"He is quite well and of good hope. He says he will soon come and see us now."
"And take you away, Annie?"
"Well, sir," returned Annie, after a moment's hesitation, "he does not SAY so!"
"If he did not mean it, he would be a rascal, and I should have to kill him. But my life on Lachlan's honesty!"
"Thank you, sir. He would lay down his for you."
"Not if you said to him, DON'T!-eh, Annie?"
"But he would, Macruadh!" returned the young woman, almost angrily.
"Are not you his chief?"
"Ah, that is all over now, my girl! There are no chiefs, and no clans any more! The chiefs that need not, yet sell their land like Esau for a mess of pottage—and their brothers with it! And the Sasunnach who buys it, claims rights over them that never grew on the land or were hid in its caves! Thank God, the poor man is not their slave, but he is the worse off, for they will not let him eat, and he has nowhere to go. My heart is like to break for my people. Sometimes I feel as if I would gladly die."
"Oh, sir! don't say that!" expostulated the young woman, and her voice trembled. "Every heart in Glenruadh is glad when it goes well with the Macruadh."

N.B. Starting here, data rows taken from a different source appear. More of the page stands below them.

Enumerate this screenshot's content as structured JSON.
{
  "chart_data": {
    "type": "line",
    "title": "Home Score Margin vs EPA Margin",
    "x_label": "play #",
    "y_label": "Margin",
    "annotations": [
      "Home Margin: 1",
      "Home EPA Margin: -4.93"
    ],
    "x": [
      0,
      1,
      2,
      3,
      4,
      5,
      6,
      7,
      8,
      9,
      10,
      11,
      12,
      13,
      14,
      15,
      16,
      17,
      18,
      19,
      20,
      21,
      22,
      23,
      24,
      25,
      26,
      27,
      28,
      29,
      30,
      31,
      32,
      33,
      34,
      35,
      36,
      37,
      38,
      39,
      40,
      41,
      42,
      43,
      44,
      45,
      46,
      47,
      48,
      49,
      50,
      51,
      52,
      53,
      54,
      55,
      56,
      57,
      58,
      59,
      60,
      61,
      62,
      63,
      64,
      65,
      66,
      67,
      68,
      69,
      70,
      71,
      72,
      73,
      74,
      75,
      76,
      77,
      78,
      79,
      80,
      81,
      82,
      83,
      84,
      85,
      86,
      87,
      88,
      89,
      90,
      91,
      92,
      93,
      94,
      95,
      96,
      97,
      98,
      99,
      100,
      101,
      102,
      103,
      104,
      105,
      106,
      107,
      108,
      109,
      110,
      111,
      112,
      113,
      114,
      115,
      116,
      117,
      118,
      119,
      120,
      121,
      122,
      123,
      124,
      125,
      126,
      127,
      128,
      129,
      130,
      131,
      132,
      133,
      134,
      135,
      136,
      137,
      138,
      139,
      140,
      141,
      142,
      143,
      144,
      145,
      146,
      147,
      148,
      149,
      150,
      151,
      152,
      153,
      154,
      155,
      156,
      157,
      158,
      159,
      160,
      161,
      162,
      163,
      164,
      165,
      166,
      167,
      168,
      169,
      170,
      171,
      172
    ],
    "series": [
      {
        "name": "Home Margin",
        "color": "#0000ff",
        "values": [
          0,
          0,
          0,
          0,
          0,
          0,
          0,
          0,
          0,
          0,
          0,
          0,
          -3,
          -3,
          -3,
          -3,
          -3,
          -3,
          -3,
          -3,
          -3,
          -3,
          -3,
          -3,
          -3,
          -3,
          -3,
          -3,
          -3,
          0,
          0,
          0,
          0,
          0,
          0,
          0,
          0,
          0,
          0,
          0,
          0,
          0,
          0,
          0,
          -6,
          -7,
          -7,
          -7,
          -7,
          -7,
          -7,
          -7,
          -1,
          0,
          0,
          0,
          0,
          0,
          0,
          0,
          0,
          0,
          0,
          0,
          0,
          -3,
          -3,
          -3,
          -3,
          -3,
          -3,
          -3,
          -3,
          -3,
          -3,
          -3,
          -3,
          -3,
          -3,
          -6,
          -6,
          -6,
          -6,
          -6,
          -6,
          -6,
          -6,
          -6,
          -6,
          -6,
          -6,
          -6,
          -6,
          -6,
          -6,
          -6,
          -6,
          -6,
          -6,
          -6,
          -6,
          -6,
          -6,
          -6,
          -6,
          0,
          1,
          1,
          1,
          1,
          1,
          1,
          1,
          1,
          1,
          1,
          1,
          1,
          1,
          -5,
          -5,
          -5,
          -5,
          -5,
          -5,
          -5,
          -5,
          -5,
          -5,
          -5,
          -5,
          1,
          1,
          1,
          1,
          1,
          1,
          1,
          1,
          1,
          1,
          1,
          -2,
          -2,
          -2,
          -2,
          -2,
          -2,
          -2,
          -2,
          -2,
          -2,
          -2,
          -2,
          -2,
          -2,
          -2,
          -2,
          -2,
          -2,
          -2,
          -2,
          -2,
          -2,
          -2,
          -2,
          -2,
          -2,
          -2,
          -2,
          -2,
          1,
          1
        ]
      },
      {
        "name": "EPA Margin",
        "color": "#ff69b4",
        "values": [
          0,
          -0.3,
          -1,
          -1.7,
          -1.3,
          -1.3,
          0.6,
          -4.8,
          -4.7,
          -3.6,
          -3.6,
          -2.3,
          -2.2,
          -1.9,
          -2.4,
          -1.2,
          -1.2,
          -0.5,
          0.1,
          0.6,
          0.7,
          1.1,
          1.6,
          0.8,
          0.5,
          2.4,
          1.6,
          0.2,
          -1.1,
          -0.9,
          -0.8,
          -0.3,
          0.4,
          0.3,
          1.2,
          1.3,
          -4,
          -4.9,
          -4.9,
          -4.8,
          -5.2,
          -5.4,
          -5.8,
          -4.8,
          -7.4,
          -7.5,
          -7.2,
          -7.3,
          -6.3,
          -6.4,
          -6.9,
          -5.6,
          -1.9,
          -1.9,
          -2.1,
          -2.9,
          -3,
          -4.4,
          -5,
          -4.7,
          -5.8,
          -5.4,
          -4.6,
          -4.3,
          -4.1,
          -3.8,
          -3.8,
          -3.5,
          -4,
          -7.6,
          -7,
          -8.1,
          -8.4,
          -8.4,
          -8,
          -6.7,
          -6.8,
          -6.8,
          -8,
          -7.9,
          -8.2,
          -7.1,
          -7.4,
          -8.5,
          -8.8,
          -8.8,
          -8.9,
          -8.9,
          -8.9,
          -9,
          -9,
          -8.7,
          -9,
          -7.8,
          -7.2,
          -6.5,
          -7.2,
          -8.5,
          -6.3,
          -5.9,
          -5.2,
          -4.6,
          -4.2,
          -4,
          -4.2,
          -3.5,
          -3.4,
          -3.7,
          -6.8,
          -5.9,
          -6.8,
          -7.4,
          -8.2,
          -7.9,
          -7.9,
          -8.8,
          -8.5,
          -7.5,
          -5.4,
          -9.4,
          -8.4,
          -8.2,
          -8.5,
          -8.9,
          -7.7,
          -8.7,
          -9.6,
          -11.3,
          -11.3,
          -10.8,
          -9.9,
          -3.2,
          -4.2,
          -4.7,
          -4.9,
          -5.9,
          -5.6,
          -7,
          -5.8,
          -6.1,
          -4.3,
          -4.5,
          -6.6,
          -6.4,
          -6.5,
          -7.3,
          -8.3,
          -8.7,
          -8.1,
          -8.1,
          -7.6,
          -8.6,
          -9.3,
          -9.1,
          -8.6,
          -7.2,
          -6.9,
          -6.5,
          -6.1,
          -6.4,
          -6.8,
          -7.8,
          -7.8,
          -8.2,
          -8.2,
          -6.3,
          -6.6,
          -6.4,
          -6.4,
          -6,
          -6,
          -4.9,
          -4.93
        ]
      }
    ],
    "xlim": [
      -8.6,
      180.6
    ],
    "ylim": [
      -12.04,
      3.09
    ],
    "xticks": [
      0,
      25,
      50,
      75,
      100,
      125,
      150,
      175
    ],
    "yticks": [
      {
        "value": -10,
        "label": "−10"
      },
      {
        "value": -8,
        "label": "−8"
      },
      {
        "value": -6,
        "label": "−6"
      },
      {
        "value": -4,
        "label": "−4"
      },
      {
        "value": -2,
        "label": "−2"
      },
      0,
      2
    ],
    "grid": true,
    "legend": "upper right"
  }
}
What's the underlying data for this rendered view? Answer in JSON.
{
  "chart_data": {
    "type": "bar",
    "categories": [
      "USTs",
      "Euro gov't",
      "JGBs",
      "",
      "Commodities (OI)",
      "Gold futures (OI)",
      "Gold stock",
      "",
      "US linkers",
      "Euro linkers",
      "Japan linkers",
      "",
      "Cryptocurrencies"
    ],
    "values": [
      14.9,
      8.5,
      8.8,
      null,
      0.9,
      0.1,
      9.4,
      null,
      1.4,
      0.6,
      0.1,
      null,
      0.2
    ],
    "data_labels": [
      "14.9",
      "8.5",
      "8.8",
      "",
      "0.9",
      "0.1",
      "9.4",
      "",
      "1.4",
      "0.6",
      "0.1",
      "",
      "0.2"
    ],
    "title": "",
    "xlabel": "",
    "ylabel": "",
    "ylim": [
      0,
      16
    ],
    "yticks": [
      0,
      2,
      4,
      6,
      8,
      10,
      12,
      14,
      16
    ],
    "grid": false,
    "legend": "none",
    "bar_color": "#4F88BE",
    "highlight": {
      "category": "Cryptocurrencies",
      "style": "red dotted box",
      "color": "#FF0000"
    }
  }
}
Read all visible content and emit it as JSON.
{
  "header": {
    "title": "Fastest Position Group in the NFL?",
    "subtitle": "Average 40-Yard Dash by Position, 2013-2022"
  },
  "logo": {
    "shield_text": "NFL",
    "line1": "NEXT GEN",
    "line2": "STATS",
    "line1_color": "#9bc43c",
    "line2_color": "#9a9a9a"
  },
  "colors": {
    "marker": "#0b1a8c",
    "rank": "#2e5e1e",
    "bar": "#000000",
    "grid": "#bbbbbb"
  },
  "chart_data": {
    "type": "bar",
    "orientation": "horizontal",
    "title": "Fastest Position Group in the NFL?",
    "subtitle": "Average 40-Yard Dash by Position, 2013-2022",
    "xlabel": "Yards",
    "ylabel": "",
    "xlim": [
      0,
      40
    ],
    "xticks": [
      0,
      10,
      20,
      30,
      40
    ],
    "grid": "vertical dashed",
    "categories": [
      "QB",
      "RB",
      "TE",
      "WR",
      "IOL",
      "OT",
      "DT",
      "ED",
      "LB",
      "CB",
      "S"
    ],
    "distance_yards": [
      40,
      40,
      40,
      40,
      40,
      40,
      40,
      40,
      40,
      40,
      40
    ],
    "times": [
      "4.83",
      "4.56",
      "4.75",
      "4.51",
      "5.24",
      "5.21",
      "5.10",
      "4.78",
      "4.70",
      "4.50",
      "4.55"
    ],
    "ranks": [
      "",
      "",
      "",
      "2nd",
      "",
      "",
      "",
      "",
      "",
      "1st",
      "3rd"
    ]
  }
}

"Yes, yes; I know you all love my father's son and my uncle's nephew; but how can it go well with the Macruadh when it goes ill with his clan? There is no way now for a chief to be the father of his people; we are all poor together! My uncle—God rest his soul!—they managed it so, I suppose, as to persuade him there was no help for it! Well, a man must be an honest man, even if there be no way but ruin! God knows, as we've all heard my father say a hundred times from the pulpit, there's no ruin but dishonesty! For poverty and hard work, he's a poor creature would crouch for those!"